A Small-Scale Alternative with Big Potential
One available option, but still on a very small scale, are fast-track, two- to four-week technician skills programs. These classes began as a new way to quickly bring potential employees with good customer skills and mechanical aptitude into a company. A number of contractors began embracing a “We’ll build our own techs the right way,” mantra and send new hires to these programs — some for more than 25 years.
One of the oldest programs I’m familiar with, is the Ultimate Technical Academy (UTA) in Little Rock, Arkansas. While some programs have opened and folded, several like UTA, Lennox’s BuildATech® program, and others have endured the test of time. We are seeing these types of organizations pop up in other states including Texas, Nevada, and Arizona. Tuition typically runs from $1,500 to $3,000/week per student for a two to four-week class.
Many contractors speak highly of this approach and claim to have started some of their best field people through these programs. They often cite one of the benefits as avoiding hiring technicians who might have a lot of baggage and bad habits developed in previous jobs.
Are these programs a substitute for vocational training and advanced HVAC colleges? Of course not. But they’re a great way to test a new paradigm that could be scaled up in the trade schools. This approach can, without a doubt, bring more people into the work force faster, and make them productive for employers as quickly as possible. It’s imperative to continue training and education once you bring a green technician into your company.

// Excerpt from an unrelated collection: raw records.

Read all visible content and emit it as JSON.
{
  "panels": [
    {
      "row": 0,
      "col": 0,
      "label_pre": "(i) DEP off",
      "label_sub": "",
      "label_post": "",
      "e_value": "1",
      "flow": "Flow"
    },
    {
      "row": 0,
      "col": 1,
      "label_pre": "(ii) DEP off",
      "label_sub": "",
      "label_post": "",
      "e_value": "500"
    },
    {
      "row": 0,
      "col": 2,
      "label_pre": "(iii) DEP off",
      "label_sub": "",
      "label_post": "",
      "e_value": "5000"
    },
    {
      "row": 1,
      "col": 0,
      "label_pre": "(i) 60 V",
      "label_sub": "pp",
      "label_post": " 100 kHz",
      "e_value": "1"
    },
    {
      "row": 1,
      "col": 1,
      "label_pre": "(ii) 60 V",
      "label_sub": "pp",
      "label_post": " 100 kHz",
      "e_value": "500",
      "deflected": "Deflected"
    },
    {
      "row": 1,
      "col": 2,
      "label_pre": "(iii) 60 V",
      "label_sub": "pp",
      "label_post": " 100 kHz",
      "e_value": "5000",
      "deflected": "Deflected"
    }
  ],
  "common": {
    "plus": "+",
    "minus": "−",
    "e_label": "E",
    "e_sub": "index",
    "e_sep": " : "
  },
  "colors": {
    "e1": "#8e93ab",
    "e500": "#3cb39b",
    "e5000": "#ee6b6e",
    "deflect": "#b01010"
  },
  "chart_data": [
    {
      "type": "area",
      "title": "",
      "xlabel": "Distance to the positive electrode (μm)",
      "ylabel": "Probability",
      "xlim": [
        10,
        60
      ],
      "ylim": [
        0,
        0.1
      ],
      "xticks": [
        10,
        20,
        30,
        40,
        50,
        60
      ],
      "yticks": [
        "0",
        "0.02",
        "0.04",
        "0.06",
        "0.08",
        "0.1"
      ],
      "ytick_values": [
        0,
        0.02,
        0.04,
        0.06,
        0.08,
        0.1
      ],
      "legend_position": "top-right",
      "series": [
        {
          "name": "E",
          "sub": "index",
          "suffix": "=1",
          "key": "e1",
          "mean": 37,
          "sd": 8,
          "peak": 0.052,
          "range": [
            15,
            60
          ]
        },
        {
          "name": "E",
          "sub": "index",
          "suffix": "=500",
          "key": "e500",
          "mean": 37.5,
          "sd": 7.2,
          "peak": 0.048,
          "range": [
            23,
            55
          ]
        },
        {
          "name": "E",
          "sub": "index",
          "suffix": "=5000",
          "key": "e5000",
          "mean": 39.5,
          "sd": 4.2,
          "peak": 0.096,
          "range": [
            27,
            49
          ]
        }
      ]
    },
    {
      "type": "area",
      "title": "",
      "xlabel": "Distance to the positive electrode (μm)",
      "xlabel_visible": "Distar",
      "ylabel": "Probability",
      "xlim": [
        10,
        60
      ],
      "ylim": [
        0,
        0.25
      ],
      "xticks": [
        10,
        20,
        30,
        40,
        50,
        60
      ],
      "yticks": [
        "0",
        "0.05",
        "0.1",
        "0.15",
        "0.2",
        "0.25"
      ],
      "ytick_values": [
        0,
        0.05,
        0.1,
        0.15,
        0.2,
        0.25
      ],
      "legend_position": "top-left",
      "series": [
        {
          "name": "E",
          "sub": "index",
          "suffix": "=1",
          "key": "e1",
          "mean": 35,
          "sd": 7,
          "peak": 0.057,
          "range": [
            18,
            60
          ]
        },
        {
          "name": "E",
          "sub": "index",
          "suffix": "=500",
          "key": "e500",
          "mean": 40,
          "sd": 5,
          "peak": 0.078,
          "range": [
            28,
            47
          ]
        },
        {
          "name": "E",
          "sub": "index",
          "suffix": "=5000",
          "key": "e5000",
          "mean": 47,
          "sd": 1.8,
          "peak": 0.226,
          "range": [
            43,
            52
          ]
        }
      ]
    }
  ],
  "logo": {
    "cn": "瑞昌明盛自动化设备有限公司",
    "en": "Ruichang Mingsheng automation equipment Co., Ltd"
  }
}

So Where Do You Go From Here?
Start exploring these programs. More importantly, start asking for them from your local trade schools. They have everything in place to offer this approach — they just
need to modify the first few weeks for a new class coming into their programs. They could call it their kick-start or fast-track program. They could market the benefits of these new programs to young people coming out of high school, and existing workforce from other professions who want to retrain and become part of our vibrant and growing industry.